Evolution of innermost stable circular orbit and light ring of a charged black hole induced by the scalarization

TL;DR

This study uses nonlinear simulations to analyze how the innermost stable circular orbit and light ring of a charged black hole evolve during dynamical scalarization, revealing increases in their radii.

Contribution

It introduces a dynamic analysis of ISCO and light ring evolution during black hole scalarization within Einstein-Maxwell-dilaton theory.

Findings

ISCO and light ring radii increase during scalarization

The evolution is tracked through time-dependent effective potentials

Results enhance understanding of black hole scalarization dynamics

Abstract

In this paper, we investigate the dynamical evolution of the innermost stable circular orbit (ISCO) and light ring of a charged black hole during dynamical scalarization. This is achieved through nonlinear simulations within the framework of the Einstein-Maxwell-dilaton theory.
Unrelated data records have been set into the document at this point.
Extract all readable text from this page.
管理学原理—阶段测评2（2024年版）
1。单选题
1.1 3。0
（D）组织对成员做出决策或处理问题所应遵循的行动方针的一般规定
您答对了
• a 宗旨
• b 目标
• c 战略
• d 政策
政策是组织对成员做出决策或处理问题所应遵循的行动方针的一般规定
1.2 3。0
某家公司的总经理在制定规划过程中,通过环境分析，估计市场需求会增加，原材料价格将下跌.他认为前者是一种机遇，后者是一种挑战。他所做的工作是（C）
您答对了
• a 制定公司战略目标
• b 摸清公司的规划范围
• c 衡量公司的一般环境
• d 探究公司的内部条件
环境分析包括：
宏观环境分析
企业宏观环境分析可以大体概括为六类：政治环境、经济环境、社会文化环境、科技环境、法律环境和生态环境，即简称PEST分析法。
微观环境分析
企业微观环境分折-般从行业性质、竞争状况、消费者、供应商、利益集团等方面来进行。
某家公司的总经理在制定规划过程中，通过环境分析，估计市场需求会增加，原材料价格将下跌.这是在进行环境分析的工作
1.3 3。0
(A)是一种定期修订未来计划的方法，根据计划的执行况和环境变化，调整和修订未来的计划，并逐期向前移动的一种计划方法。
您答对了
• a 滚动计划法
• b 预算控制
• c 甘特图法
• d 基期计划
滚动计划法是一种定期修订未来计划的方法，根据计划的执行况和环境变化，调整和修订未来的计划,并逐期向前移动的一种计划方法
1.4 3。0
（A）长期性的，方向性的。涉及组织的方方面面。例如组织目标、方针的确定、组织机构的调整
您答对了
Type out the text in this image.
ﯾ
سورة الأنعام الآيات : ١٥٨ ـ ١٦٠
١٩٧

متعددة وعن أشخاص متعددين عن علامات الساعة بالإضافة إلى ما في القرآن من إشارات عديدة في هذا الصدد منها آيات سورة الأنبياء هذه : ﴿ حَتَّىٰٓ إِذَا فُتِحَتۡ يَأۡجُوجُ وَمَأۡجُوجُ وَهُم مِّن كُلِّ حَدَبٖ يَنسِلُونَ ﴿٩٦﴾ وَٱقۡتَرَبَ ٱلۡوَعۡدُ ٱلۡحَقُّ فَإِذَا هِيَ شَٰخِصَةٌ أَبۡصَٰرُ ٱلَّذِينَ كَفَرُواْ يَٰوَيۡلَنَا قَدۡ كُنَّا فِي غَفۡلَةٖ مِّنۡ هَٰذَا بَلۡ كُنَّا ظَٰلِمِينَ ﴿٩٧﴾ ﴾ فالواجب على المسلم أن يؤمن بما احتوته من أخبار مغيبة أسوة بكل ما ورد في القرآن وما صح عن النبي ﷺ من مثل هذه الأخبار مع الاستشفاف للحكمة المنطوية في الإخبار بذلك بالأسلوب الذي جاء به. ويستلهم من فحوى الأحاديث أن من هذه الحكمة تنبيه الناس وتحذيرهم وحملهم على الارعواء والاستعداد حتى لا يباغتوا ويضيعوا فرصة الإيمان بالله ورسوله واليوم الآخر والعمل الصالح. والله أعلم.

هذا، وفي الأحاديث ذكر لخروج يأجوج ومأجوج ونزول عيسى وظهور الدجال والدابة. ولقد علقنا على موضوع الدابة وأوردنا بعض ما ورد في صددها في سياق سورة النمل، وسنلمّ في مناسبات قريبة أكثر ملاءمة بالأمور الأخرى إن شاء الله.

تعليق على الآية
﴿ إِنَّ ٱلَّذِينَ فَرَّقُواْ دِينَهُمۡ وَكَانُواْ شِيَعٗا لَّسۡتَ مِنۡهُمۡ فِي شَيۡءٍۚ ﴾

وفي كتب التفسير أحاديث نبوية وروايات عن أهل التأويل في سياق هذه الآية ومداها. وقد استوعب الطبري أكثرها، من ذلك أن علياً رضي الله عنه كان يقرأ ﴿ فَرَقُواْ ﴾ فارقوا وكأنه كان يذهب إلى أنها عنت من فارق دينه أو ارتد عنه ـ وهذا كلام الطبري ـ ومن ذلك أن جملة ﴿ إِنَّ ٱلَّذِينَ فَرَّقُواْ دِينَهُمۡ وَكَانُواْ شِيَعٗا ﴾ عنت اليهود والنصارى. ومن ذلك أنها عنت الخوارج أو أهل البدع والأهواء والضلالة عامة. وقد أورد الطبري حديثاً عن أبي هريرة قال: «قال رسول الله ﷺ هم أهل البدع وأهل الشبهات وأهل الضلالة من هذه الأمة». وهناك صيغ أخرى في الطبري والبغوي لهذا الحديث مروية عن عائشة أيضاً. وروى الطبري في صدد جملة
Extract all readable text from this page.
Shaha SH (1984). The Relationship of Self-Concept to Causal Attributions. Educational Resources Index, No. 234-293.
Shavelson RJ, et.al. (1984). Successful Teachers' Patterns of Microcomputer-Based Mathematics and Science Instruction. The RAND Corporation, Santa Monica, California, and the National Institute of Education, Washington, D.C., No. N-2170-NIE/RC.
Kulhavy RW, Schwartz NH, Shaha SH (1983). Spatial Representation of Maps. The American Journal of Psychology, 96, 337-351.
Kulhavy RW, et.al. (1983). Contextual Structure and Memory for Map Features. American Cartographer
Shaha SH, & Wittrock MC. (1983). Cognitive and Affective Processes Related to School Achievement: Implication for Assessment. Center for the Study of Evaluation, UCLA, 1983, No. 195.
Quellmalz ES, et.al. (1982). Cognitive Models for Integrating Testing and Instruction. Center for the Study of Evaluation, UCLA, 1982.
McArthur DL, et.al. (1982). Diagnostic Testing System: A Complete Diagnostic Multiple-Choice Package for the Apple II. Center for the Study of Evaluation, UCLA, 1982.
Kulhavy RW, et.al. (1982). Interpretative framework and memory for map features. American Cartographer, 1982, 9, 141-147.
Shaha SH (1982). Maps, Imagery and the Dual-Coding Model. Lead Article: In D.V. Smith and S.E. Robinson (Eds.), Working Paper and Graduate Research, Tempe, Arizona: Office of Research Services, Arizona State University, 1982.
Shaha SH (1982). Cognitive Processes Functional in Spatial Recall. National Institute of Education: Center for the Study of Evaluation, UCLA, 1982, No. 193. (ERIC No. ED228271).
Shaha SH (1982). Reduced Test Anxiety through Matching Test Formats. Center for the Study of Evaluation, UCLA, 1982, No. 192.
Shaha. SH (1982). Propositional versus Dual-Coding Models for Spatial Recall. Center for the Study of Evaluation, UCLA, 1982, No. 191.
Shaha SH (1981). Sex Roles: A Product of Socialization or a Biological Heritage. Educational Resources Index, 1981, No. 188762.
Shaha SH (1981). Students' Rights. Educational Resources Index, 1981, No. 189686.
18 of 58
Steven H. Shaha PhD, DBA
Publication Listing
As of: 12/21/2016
Using the time-dependent metric derived from these simulations, we compute the radial effective potentials for timelike and null geodesics as functions of time. Our results demonstrate how the ISCO and light ring evolve as a hairless charged black hole transitions to a scalarized state. We find that dynamical scalarization induces an increase in the areal radii of both the ISCO and light ring. These findings provide new insights into black hole scalarization, particularly regarding the temporal evolution of the ISCO and light ring in a dynamically evolving spacetime.